Simultaneously the governance, right from district up to Kabul must be painted with an unmistakable Pashtun color. As of now, Pashtuns are being seen and treated like Sunnis of Iraq. In reality they are a majority and deserve to be empowered like Shias in Iraq.


A few examples of model districts would unmistakably mean this: that the USA means good and only good; that Islam is not the sole monopoly of Mullah Omar; that Islam and Quran can co-exist with banks and schools and hospitals and businesses; that life without bloodshed is a good life and that what Americans do is better than what Taliban do or plan to do. The approach will give Pashtuns an irresistibly attractive reason to ditch the message and manipulation of the Taliban in addition to stripping Mullah Omar and his Al Qaeda cohorts off their narrative and their manifesto.

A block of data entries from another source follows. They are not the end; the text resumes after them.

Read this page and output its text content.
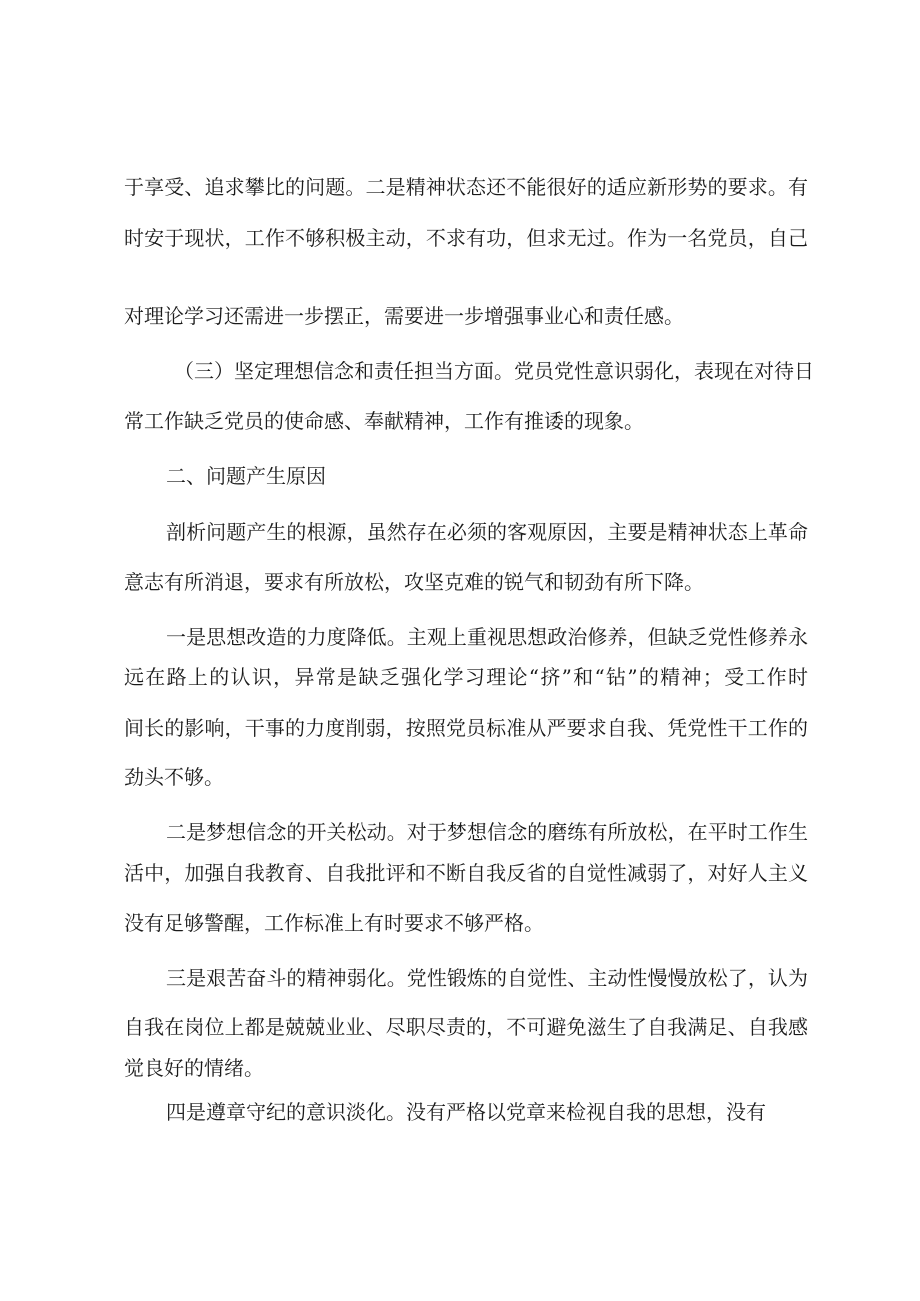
于享受、追求攀比的问题。二是精神状态还不能很好的适应新形势的要求。有
时安于现状，工作不够积极主动，不求有功，但求无过。作为一名党员，自己
对理论学习还需进一步摆正，需要进一步增强事业心和责任感。
（三）坚定理想信念和责任担当方面。党员党性意识弱化，表现在对待日
常工作缺乏党员的使命感、奉献精神，工作有推诿的现象。
二、问题产生原因
剖析问题产生的根源，虽然存在必须的客观原因，主要是精神状态上革命
意志有所消退，要求有所放松，攻坚克难的锐气和韧劲有所下降。
一是思想改造的力度降低。主观上重视思想政治修养，但缺乏党性修养永
远在路上的认识，异常是缺乏强化学习理论“挤”和“钻”的精神；受工作时
间长的影响，干事的力度削弱，按照党员标准从严要求自我、凭党性干工作的
劲头不够。
二是梦想信念的开关松动。对于梦想信念的磨练有所放松，在平时工作生
活中，加强自我教育、自我批评和不断自我反省的自觉性减弱了，对好人主义
没有足够警醒，工作标准上有时要求不够严格。
三是艰苦奋斗的精神弱化。党性锻炼的自觉性、主动性慢慢放松了，认为
自我在岗位上都是兢兢业业、尽职尽责的，不可避免滋生了自我满足、自我感
觉良好的情绪。
四是遵章守纪的意识淡化。没有严格以党章来检视自我的思想，没有
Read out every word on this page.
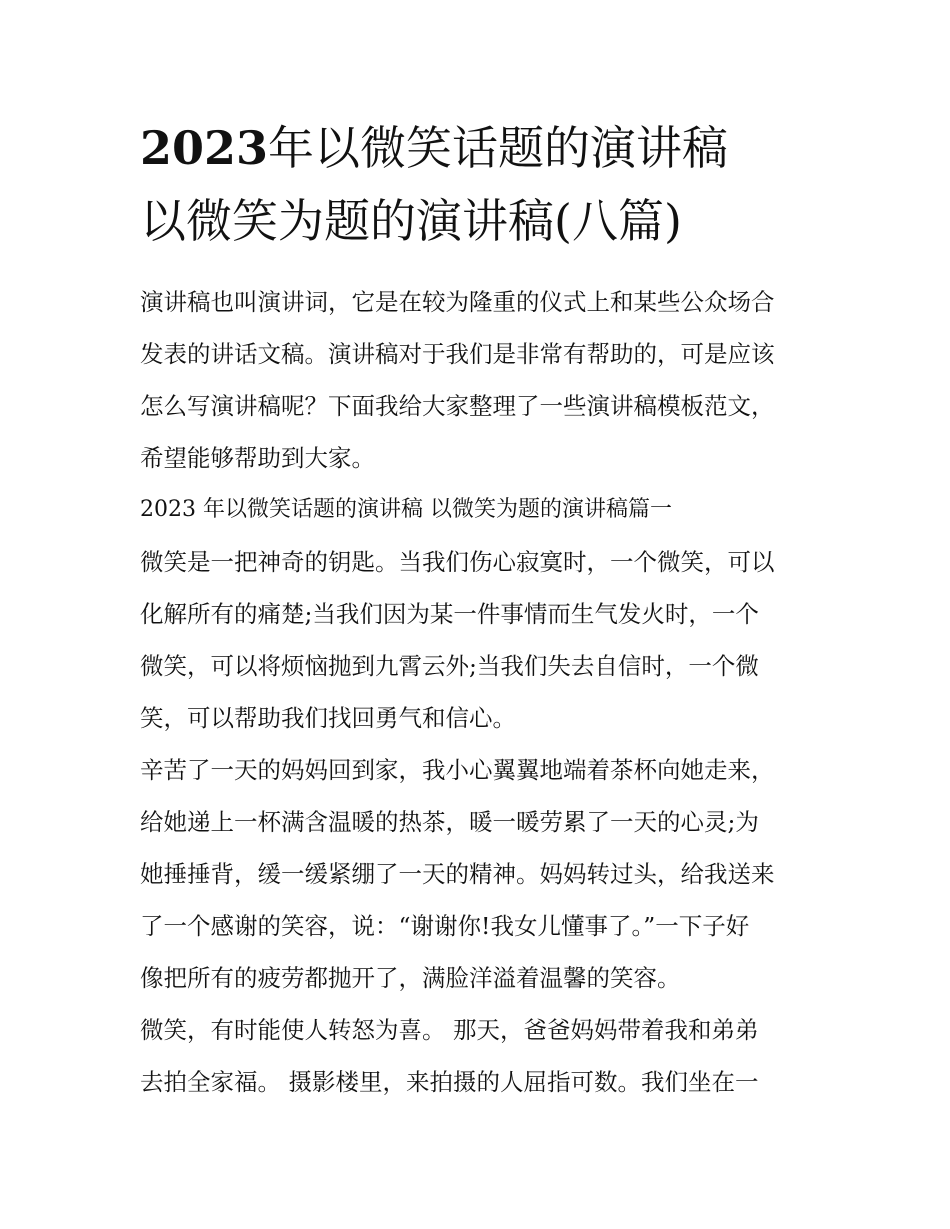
2023年以微笑话题的演讲稿
以微笑为题的演讲稿(八篇)

演讲稿也叫演讲词，它是在较为隆重的仪式上和某些公众场合
发表的讲话文稿。演讲稿对于我们是非常有帮助的，可是应该
怎么写演讲稿呢？下面我给大家整理了一些演讲稿模板范文，
希望能够帮助到大家。

2023 年以微笑话题的演讲稿 以微笑为题的演讲稿篇一

微笑是一把神奇的钥匙。当我们伤心寂寞时，一个微笑，可以
化解所有的痛楚;当我们因为某一件事情而生气发火时，一个
微笑，可以将烦恼抛到九霄云外;当我们失去自信时，一个微
笑，可以帮助我们找回勇气和信心。

辛苦了一天的妈妈回到家，我小心翼翼地端着茶杯向她走来，
给她递上一杯满含温暖的热茶，暖一暖劳累了一天的心灵;为
她捶捶背，缓一缓紧绷了一天的精神。妈妈转过头，给我送来
了一个感谢的笑容，说：“谢谢你!我女儿懂事了。”一下子好
像把所有的疲劳都抛开了，满脸洋溢着温馨的笑容。

微笑，有时能使人转怒为喜。 那天，爸爸妈妈带着我和弟弟
去拍全家福。 摄影楼里，来拍摄的人屈指可数。我们坐在一
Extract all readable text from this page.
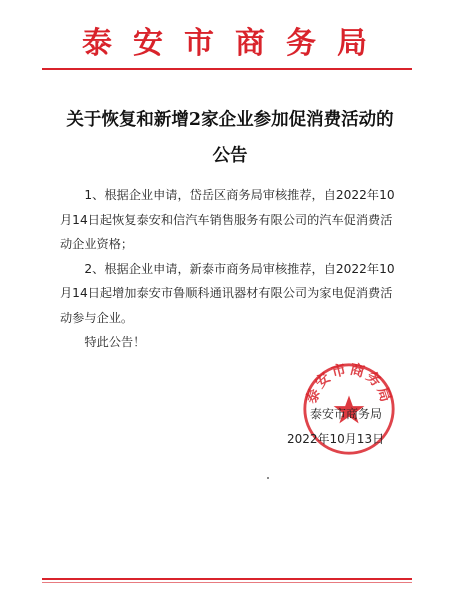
泰安市商务局
关于恢复和新增2家企业参加促消费活动的
公告

1、根据企业申请，岱岳区商务局审核推荐，自2022年10月14日起恢复泰安和信汽车销售服务有限公司的汽车促消费活动企业资格；

2、根据企业申请，新泰市商务局审核推荐，自2022年10月14日起增加泰安市鲁顺科通讯器材有限公司为家电促消费活动参与企业。

特此公告！

泰安市商务局
泰安市商务局
2022年10月13日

Militarily, the coalition must hold fast to these model districts as bases and let the Taliban fester and sulk in the outlying, ungoverned margins. Their lack of ability to give in their areas of influence what coalition gives in its area of control will delegitimize them in due course of time. This may sound like giving away vast swathes of land to Taliban. In reality, it means a considerable improvement on the current situation. The Taliban structure of governance stands on a foundation of both fear and promise. The existing effort to pursue them everywhere leaves them surviving everywhere. They thrive on the coalition chasing their shadows. This new approach of excluding them from selected pockets will progressively deprive them of targets for violence and an audience for propaganda. Their brutalities in areas without coalition presence will discredit them while doing no harm to coalition’s image. Relative peace in coalition-governed districts will fuel discontent in Taliban-controlled districts. It will also give coalition and Afghan Forces the strategic advantage of operating from the ‘interior lines’ instead of having to hopelessly roll up the Taliban from the margins to the center.

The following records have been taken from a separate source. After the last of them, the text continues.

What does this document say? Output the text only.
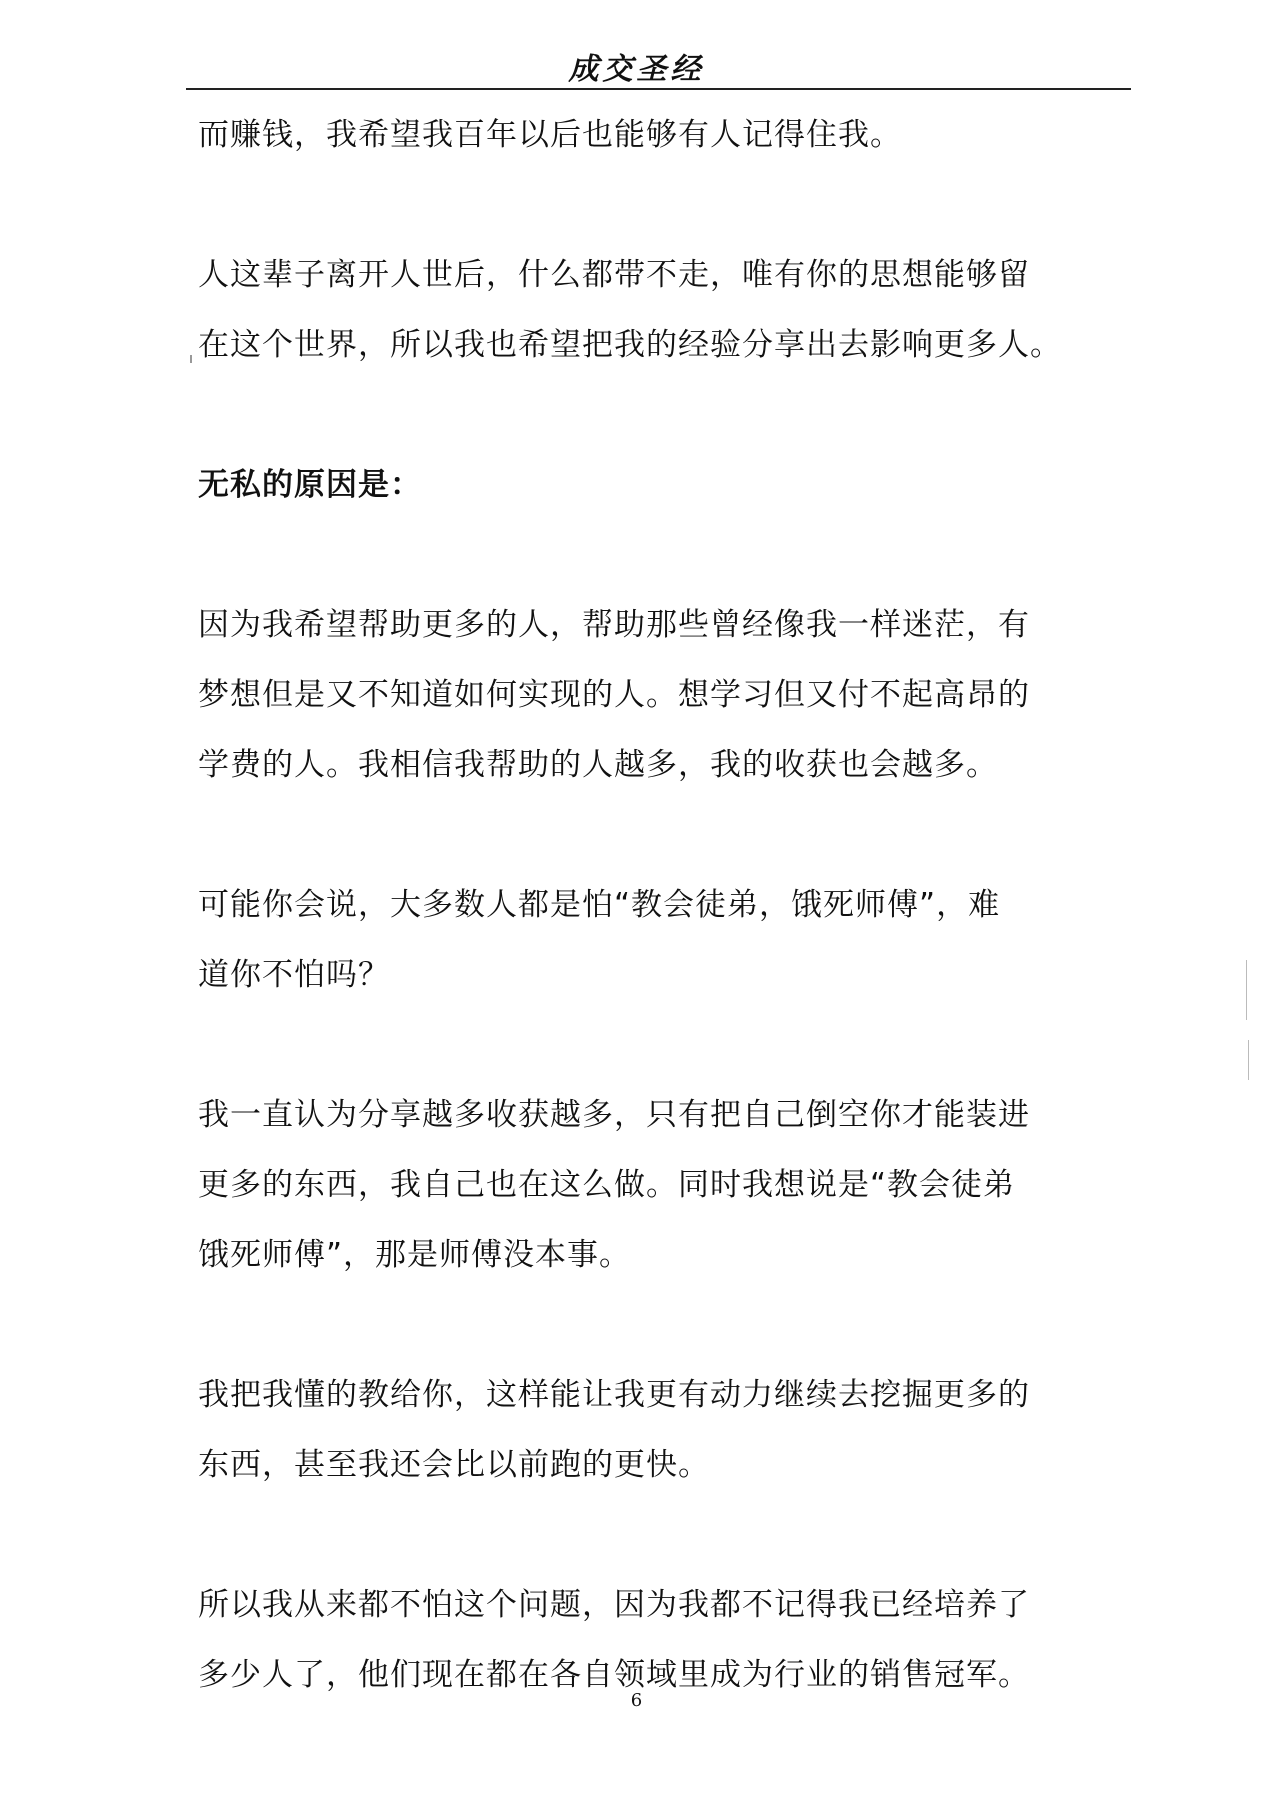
成交圣经
而赚钱，我希望我百年以后也能够有人记得住我。
人这辈子离开人世后，什么都带不走，唯有你的思想能够留
在这个世界，所以我也希望把我的经验分享出去影响更多人。
无私的原因是：
因为我希望帮助更多的人，帮助那些曾经像我一样迷茫，有
梦想但是又不知道如何实现的人。想学习但又付不起高昂的
学费的人。我相信我帮助的人越多，我的收获也会越多。
可能你会说，大多数人都是怕“教会徒弟，饿死师傅”，难
道你不怕吗？
我一直认为分享越多收获越多，只有把自己倒空你才能装进
更多的东西，我自己也在这么做。同时我想说是“教会徒弟
饿死师傅”，那是师傅没本事。
我把我懂的教给你，这样能让我更有动力继续去挖掘更多的
东西，甚至我还会比以前跑的更快。
所以我从来都不怕这个问题，因为我都不记得我已经培养了
多少人了，他们现在都在各自领域里成为行业的销售冠军。
6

Such ‘model district projects’ should not be the responsibility of the USA alone. Other members of the international community must also partake by taking up a district each.


These islands of peace and prosperity, though small, will be seen by all the lost mariners in the sea (of chaos and cruelty). It is my sincere belief that these model districts will serve as the ‘clarion call’. Pashtuns, hungry for food and promise, will come running and rally to the cause that gives hope of a better future, of peace and of return to the ‘throne of Kabul’.